Currently, gold is at the top of this $1,550 (£987) to $1,620 an ounce range, but market watchers are split on what will happen next, with the gold price bulls and bears both having plenty of fodder to support their case.
A Bloomberg poll of gold analysts released on Friday showed that they are the most bullish on pricing prospects for six weeks. With gold at the top of its trading range, does this signal a breakout?
Out of 26 analysts surveyed by Bloomberg, 14 expected prices to rise this week, with six expecting a fall and six seeing neutral price action. So, this is far from a resounding bullish cheer.
There was also news last week in an SEC filing that both George Soros and John Paulson had increased their investment in SPDR Gold Trust, the world’s largest publicly traded physical gold exchange traded fund (ETF).
Mr Soros upped his stake in the ETF to 884,400 shares from 319,550 and Mr Paulson bought 4.53m shares, bringing his stake to 21.3m.
At the current price of about $156 a share, these are new investments of about $88m of Mr Soros’ cash and more than $700m from Mr Paulson’s funds. These are significant positions.
However, Mr Soros’s words of wisdom on the gold price have not always been worth following. At Davos in 2010 he declared that “The ultimate asset bubble is gold”. The price was at about $1,100 at that time. Also, Mr Paulson’s gold fund has slumped by almost a quarter this year.

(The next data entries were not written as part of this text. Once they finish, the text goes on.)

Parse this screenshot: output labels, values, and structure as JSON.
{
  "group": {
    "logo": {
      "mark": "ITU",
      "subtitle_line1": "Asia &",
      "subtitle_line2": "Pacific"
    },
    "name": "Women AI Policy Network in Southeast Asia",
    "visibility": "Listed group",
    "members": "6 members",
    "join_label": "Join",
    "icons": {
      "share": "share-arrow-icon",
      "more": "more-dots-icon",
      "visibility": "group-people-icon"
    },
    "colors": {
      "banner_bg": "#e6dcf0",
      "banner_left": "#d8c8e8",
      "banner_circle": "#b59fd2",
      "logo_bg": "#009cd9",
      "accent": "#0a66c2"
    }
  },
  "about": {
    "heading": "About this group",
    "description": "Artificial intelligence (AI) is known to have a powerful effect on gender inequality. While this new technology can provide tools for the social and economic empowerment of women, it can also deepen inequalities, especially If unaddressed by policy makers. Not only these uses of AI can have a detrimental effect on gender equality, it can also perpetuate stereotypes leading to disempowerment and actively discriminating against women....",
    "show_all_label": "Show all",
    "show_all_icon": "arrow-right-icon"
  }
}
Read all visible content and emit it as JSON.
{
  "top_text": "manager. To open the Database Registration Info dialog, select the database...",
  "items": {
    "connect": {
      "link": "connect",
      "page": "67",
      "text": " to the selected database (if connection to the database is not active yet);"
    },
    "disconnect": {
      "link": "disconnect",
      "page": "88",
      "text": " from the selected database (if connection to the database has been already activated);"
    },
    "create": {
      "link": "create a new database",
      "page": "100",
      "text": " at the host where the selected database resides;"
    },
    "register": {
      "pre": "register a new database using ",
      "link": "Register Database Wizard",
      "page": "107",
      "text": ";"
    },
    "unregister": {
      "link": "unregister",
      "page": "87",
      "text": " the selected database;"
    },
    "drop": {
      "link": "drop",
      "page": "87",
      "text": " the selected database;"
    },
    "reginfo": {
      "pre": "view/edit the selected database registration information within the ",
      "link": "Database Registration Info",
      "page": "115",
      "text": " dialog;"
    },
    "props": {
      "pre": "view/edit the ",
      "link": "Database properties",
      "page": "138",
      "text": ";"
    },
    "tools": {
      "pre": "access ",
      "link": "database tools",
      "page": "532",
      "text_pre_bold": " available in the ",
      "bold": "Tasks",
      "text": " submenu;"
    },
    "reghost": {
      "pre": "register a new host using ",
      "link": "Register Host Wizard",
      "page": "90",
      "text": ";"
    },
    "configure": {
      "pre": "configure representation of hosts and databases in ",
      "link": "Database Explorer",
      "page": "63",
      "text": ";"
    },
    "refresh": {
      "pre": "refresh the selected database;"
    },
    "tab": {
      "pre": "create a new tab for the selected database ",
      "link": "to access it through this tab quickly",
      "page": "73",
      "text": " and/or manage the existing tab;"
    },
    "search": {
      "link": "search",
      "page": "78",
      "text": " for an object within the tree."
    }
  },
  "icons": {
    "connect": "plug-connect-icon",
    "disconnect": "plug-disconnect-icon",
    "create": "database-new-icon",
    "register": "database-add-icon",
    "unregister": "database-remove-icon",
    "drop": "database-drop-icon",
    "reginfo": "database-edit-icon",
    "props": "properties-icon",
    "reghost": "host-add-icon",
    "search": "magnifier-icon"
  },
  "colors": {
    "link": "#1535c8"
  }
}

The bears were tossed some scraps in the latest demand trend report from the World Gold Council (WGC), which looked at demand trends in the second quarter of this year.
Total gold demand in the period fell by 7pc to 990 tonnes on a year-on-year basis and 10pc quarter-on-quarter.

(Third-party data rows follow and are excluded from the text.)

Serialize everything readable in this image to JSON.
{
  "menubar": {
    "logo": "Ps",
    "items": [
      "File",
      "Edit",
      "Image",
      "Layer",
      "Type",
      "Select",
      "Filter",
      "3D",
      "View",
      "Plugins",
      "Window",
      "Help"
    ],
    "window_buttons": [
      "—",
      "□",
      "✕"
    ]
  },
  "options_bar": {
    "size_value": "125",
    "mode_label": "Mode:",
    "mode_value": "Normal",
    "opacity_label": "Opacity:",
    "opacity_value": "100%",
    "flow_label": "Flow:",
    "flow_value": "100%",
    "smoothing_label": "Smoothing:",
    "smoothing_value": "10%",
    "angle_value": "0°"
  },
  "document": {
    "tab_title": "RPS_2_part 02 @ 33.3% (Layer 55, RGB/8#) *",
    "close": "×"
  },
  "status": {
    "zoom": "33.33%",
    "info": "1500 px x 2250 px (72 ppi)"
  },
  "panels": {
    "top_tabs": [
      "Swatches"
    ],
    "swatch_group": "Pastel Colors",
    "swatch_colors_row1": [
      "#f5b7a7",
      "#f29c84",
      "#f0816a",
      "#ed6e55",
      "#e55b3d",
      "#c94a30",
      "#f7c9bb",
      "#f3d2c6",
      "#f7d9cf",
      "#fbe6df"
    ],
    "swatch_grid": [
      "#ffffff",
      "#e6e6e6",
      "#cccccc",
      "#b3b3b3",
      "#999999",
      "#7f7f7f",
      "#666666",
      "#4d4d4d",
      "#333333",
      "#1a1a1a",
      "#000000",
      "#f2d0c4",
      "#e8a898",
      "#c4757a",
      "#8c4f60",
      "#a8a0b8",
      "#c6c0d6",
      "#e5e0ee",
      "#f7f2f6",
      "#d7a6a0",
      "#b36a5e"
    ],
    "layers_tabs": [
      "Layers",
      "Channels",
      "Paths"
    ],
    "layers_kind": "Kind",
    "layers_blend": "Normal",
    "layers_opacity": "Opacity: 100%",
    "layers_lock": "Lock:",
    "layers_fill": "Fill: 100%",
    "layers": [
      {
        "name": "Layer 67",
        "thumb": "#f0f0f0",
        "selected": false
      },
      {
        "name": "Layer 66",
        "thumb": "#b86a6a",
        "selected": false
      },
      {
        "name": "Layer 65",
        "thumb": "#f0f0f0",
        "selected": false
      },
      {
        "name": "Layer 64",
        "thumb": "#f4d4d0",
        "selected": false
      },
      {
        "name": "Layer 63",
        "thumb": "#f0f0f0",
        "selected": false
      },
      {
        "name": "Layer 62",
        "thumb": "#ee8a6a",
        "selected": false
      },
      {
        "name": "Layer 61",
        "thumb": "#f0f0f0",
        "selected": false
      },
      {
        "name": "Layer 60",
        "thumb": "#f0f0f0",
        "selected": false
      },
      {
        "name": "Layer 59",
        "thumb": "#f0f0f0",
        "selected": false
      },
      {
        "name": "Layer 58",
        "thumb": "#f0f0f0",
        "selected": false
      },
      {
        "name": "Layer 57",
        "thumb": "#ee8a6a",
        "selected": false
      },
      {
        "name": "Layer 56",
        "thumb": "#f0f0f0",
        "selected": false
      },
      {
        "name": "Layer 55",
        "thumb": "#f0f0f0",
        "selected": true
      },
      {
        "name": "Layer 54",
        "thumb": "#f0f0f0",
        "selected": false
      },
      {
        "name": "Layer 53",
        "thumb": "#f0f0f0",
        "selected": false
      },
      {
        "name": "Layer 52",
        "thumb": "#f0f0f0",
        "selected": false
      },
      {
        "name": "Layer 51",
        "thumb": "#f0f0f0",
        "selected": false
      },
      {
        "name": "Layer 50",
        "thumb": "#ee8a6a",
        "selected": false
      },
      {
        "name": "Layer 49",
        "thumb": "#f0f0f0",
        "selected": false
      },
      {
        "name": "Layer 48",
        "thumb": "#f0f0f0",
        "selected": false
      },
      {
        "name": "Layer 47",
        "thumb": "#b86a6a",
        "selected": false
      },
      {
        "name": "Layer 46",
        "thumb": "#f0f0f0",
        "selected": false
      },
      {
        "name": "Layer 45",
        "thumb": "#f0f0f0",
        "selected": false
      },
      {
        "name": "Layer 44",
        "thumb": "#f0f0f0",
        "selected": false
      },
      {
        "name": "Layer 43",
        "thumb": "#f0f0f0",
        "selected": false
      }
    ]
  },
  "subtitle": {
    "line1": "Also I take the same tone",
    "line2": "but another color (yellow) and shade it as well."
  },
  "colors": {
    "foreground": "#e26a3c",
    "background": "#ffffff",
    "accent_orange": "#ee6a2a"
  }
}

For the first half of the year, gold demand of 2,098.8 tonnes was 5pc lower than in the first half of 2011, but 14pc above the five-year average.

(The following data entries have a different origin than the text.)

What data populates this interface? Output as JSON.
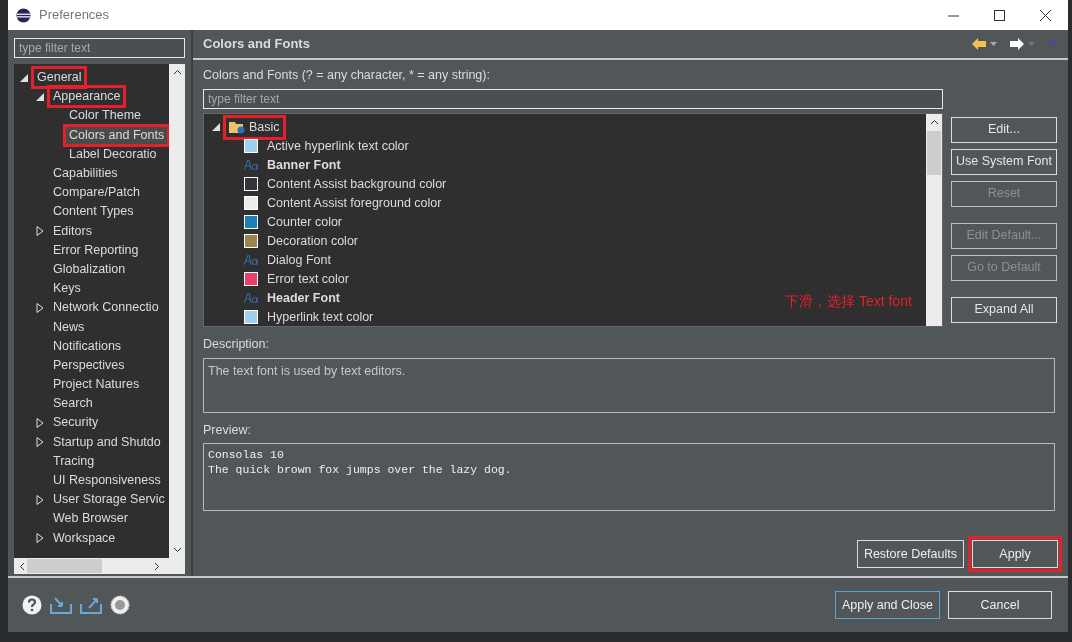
{
  "window": {
    "title": "Preferences"
  },
  "filter": {
    "placeholder": "type filter text"
  },
  "nav_tree": [
    {
      "label": "General",
      "expanded": true,
      "highlighted": true,
      "selected": false,
      "children": [
        {
          "label": "Appearance",
          "expanded": true,
          "highlighted": true,
          "selected": false,
          "children": [
            {
              "label": "Color Theme",
              "highlighted": false,
              "selected": false
            },
            {
              "label": "Colors and Fonts",
              "highlighted": true,
              "selected": true
            },
            {
              "label": "Label Decoratio",
              "highlighted": false,
              "selected": false
            }
          ]
        },
        {
          "label": "Capabilities",
          "highlighted": false,
          "selected": false
        },
        {
          "label": "Compare/Patch",
          "highlighted": false,
          "selected": false
        },
        {
          "label": "Content Types",
          "highlighted": false,
          "selected": false
        },
        {
          "label": "Editors",
          "expanded": false,
          "highlighted": false,
          "selected": false
        },
        {
          "label": "Error Reporting",
          "highlighted": false,
          "selected": false
        },
        {
          "label": "Globalization",
          "highlighted": false,
          "selected": false
        },
        {
          "label": "Keys",
          "highlighted": false,
          "selected": false
        },
        {
          "label": "Network Connectio",
          "expanded": false,
          "highlighted": false,
          "selected": false
        },
        {
          "label": "News",
          "highlighted": false,
          "selected": false
        },
        {
          "label": "Notifications",
          "highlighted": false,
          "selected": false
        },
        {
          "label": "Perspectives",
          "highlighted": false,
          "selected": false
        },
        {
          "label": "Project Natures",
          "highlighted": false,
          "selected": false
        },
        {
          "label": "Search",
          "highlighted": false,
          "selected": false
        },
        {
          "label": "Security",
          "expanded": false,
          "highlighted": false,
          "selected": false
        },
        {
          "label": "Startup and Shutdo",
          "expanded": false,
          "highlighted": false,
          "selected": false
        },
        {
          "label": "Tracing",
          "highlighted": false,
          "selected": false
        },
        {
          "label": "UI Responsiveness",
          "highlighted": false,
          "selected": false
        },
        {
          "label": "User Storage Servic",
          "expanded": false,
          "highlighted": false,
          "selected": false
        },
        {
          "label": "Web Browser",
          "highlighted": false,
          "selected": false
        },
        {
          "label": "Workspace",
          "expanded": false,
          "highlighted": false,
          "selected": false
        }
      ]
    }
  ],
  "page": {
    "title": "Colors and Fonts",
    "filter_label": "Colors and Fonts (? = any character, * = any string):",
    "filter": {
      "placeholder": "type filter text"
    },
    "tree": [
      {
        "label": "Basic",
        "expanded": true,
        "highlighted": true,
        "children": [
          {
            "kind": "color",
            "label": "Active hyperlink text color",
            "color": "#9fd0f0"
          },
          {
            "kind": "font",
            "label": "Banner Font",
            "bold": true
          },
          {
            "kind": "color",
            "label": "Content Assist background color",
            "color": "#34353a"
          },
          {
            "kind": "color",
            "label": "Content Assist foreground color",
            "color": "#ececec"
          },
          {
            "kind": "color",
            "label": "Counter color",
            "color": "#1a80b6"
          },
          {
            "kind": "color",
            "label": "Decoration color",
            "color": "#9a8550"
          },
          {
            "kind": "font",
            "label": "Dialog Font",
            "bold": false
          },
          {
            "kind": "color",
            "label": "Error text color",
            "color": "#e8406a"
          },
          {
            "kind": "font",
            "label": "Header Font",
            "bold": true
          },
          {
            "kind": "color",
            "label": "Hyperlink text color",
            "color": "#9fd0f0"
          }
        ]
      }
    ],
    "side_buttons": [
      {
        "label": "Edit...",
        "disabled": false
      },
      {
        "label": "Use System Font",
        "disabled": false
      },
      {
        "label": "Reset",
        "disabled": true
      },
      {
        "label": "Edit Default...",
        "disabled": true
      },
      {
        "label": "Go to Default",
        "disabled": true
      },
      {
        "label": "Expand All",
        "disabled": false
      }
    ],
    "annotation": "下滑，选择 Text font",
    "description_label": "Description:",
    "description": "The text font is used by text editors.",
    "preview_label": "Preview:",
    "preview": [
      "Consolas 10",
      "The quick brown fox jumps over the lazy dog."
    ],
    "buttons": [
      {
        "label": "Restore Defaults",
        "highlighted": false
      },
      {
        "label": "Apply",
        "highlighted": true
      }
    ]
  },
  "footer_buttons": [
    {
      "label": "Apply and Close",
      "default": true
    },
    {
      "label": "Cancel",
      "default": false
    }
  ]
}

“The second quarter of the year was a period of broad sideways consolidation for the international gold price,” the WGC said. “While some investors used this pause in the price to add to their investments, others chose to liquidate and realise profits on their holdings until a stronger price trend emerged,” the gold advocate added.
The net effect of these buyers and sellers on gold funds, however, was almost zero. Outflows from ETFs in the second quarter amounted to just 0.8pc.
The main bull point in the WGC analysis was that demand from central banks had accelerated during the quarter.
The so-called “official sector” saw its gold reserves increase by 157.5 tonnes, the largest quarterly net purchase by the sector since it became a net buyer in the second quarter of 2009.
Last week, there was also some glimmers of hope for investors in gold equities, which have slumped significantly this year.
African Barrick Gold’s shares jumped after its parent – Canada’s Barrick Gold – revealed a bid approach from state-owned China National Gold. This is interesting from the perspective of gold miners, which look likely to see a period of consolidation, but it is also interesting because of China’s relationship with gold.
China has a lot of its reserves in US dollars. As of June this year, data from the US Treasury showed the country held $1.2 trillion of US treasury bills. The country has long been rumoured to be seeking to diversify the reserves held at the People’s Bank of China. Buying gold mines could help with this task.
However, most of the bulls currently have their eggs in the quantitative easing basket, waiting for a new round of money printing to devalue the dollar and boost the gold price. Should QE3 fail to emerge, there could be some big disappointment.
However, owning some gold as a hedge against inflation is a sensible investment strategy. For the first time in a while gold equities are looking interesting. If China’s appetite for gold increases, there could be more acquisitions ahead.